Food / The London Economic

Restaurant Review – City Social


By Jonathan Hatchman, Food Editor, @TLE_Food

The concept of socialising does become very different upon being surrounded by local bankers and city folk out on business, making more noise than a bull in a china shop. The social element of dining out is, obviously, very close to Jason Atherton’s heart – the owner of London’s City Social, Pollen St. Social, Little Social, and Social Eating House… The list goes on. Of course, there’s the conversationally riveting chance to pour glass upon glass of expensive wine down one’s throat, not to mention the wonderful food on offer (with each dish presented like a perfectionist painter’s work of art), however it becomes increasingly arduous to hold a conversation when finding yourselves having to bellow across the table, and to contend with the menial racket just so that the waiting staff can take your order, for that matter.

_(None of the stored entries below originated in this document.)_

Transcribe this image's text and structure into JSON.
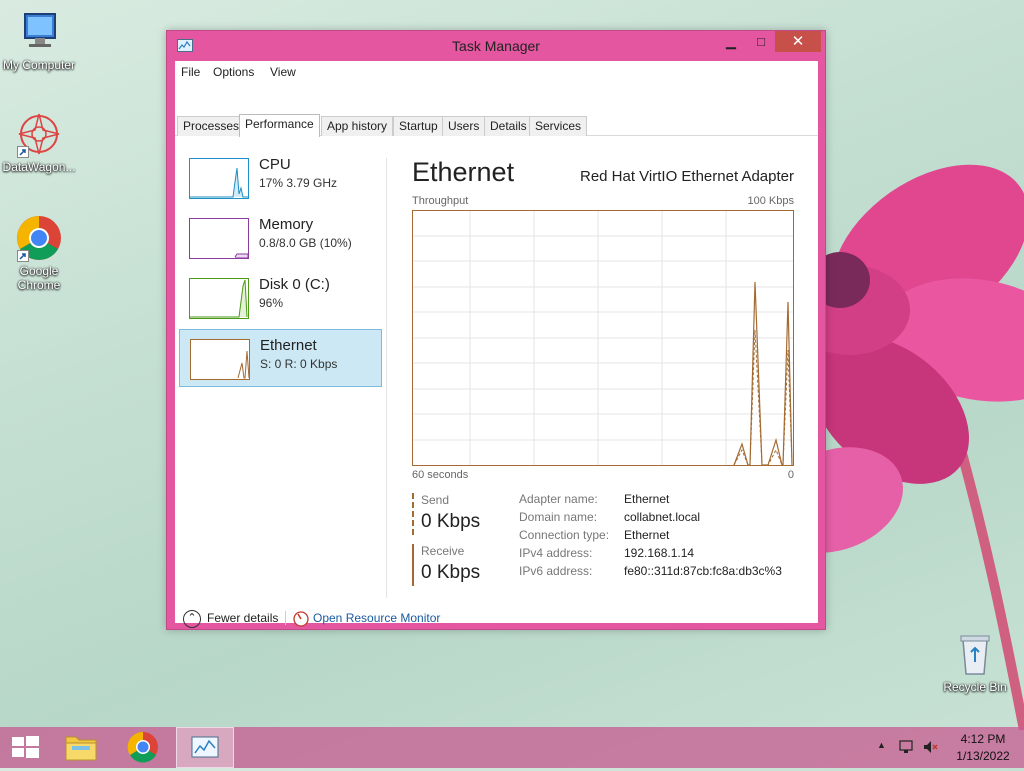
{
  "desktop": {
    "icons": [
      {
        "label": "My Computer",
        "icon": "computer-icon"
      },
      {
        "label": "DataWagon...",
        "icon": "datawagon-icon"
      },
      {
        "label": "Google Chrome",
        "icon": "chrome-icon"
      },
      {
        "label": "Recycle Bin",
        "icon": "recycle-bin-icon"
      }
    ]
  },
  "window": {
    "title": "Task Manager",
    "controls": {
      "minimize": "▁",
      "maximize": "□",
      "close": "✕"
    }
  },
  "menu": [
    "File",
    "Options",
    "View"
  ],
  "tabs": [
    "Processes",
    "Performance",
    "App history",
    "Startup",
    "Users",
    "Details",
    "Services"
  ],
  "active_tab": "Performance",
  "sidebar": [
    {
      "name": "CPU",
      "detail": "17% 3.79 GHz",
      "color": "#1f8fc5"
    },
    {
      "name": "Memory",
      "detail": "0.8/8.0 GB (10%)",
      "color": "#8b3a9e"
    },
    {
      "name": "Disk 0 (C:)",
      "detail": "96%",
      "color": "#4e9a18"
    },
    {
      "name": "Ethernet",
      "detail": "S: 0 R: 0 Kbps",
      "color": "#a36b32"
    }
  ],
  "panel": {
    "title": "Ethernet",
    "adapter": "Red Hat VirtIO Ethernet Adapter",
    "throughput_label": "Throughput",
    "max_scale": "100 Kbps",
    "time_span": "60 seconds",
    "min_scale": "0",
    "send_label": "Send",
    "send_value": "0 Kbps",
    "receive_label": "Receive",
    "receive_value": "0 Kbps",
    "properties": [
      {
        "label": "Adapter name:",
        "value": "Ethernet"
      },
      {
        "label": "Domain name:",
        "value": "collabnet.local"
      },
      {
        "label": "Connection type:",
        "value": "Ethernet"
      },
      {
        "label": "IPv4 address:",
        "value": "192.168.1.14"
      },
      {
        "label": "IPv6 address:",
        "value": "fe80::311d:87cb:fc8a:db3c%3"
      }
    ]
  },
  "footer": {
    "fewer_details": "Fewer details",
    "open_resource_monitor": "Open Resource Monitor"
  },
  "taskbar": {
    "time": "4:12 PM",
    "date": "1/13/2022"
  },
  "colors": {
    "window_frame": "#e4569f",
    "ethernet_line": "#a36b32",
    "selection_bg": "#cce8f4",
    "link": "#1a5aa0"
  }
}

Thankfully, the food on offer at City Social is exactly what you’d come to expect from a Michelin starred eatery. Located on the 24th floor of the City’s iconic NatWest Tower, it comes as no surprise that the sweeping views are pretty exquisite, exiting the lift to the instant greeting of the close-by Gherkin, Cheese grater and Heron Tower, each peering down at us. Taking our seats in the busy dining area, sandwiched between two vibrant tables of guests, it came as a huge relief to have been offered the chance to relocate to one of the restaurant’s premiere window tables, just before our mains arrived, as the late dinner rush began to settle.

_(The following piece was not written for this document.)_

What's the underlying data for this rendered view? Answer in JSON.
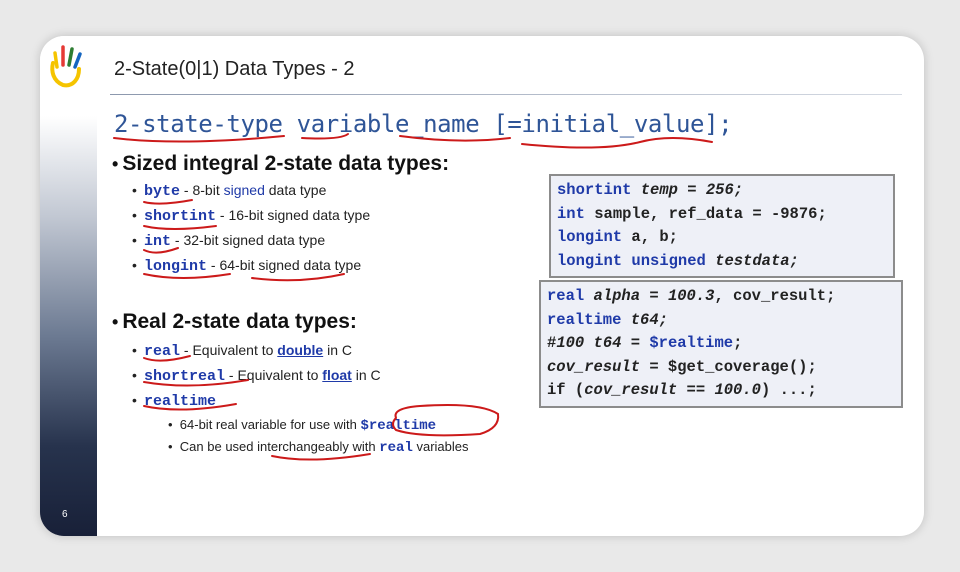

As for the menu selections on offer, it’s difficult to settle for just one of the tantalising options, with not one but three starter menus (simply “cooked”, “uncooked”, and “Pasta & Rice”) offering culinary delights such as Frenchman Creek oyster, Pig’s Trotter, Shellfish Linguini, Roasted Quail, Chestnut Tagliatelle and Smoked Scottish Salmon. The Chestnut pasta proved a worthy start, served with chunks of roasted butternut squash, smoked chestnuts and a tasty sage infused Velouté, meanwhile the overwhelmingly smoky salmon found its way to the table as if having just been unearthed from Treasure Island, served in a wooden chest that upon opening projected an impressive cloud of smoke before being transferred to a refreshing bed of pickled grapes, Celeriac Remoulade and apple. All served alongside a selection of breads: white with salted butter, brown bread baked in honey and a Chorizo and Parmesan focaccia. The latter of which was similar in taste to a refined version of our beloved Pepperoni pizza, and that’s no bad omen.

On to the mains, having been unable to decide I chose to take the waitress’ recommendation of the Lincolnshire rabbit dish, while my dining companion went for the dover sole, served off of the bone, having been given the choice. The sole, served alongside fluffy caper gnocchi and topped with samphire and a citrusy sabayon, was satisfactory, albeit upstaged greatly by the complex rabbit. Featuring a tower of rabbit prepared and cooked three ways: with a cured ham wrapped saddle, a breaded confit leg and a pork and rabbit sausage. Surprisingly, it was the succulent sausage that, against all expectations, was the star of the dish, also served alongside a handful of chanterelles, garlic crisps and Pommery mustard mash. Meanwhile dessert featured a vanilla soufflé laced with rhubarb for myself. Well-risen and presented beautifully, once again, yet the taste of the rhubarb was lost slightly in the wake of the vanilla and egg white. Whilst the Peanut and Banana dessert – crunchy peanut parfait, chocolate ganache topped with Bourbon jelly and an Old Fashioned cocktail soaked banana – delivered a rich, magnificent balance of comforting flavours.

Regardless of the rowdy post-work clientele that the restaurant seems to attract, the quality of the food alone makes London’s City Social a worthy dining spot if you happen to find yourself in the area. Just don’t forget to ask for a window seat.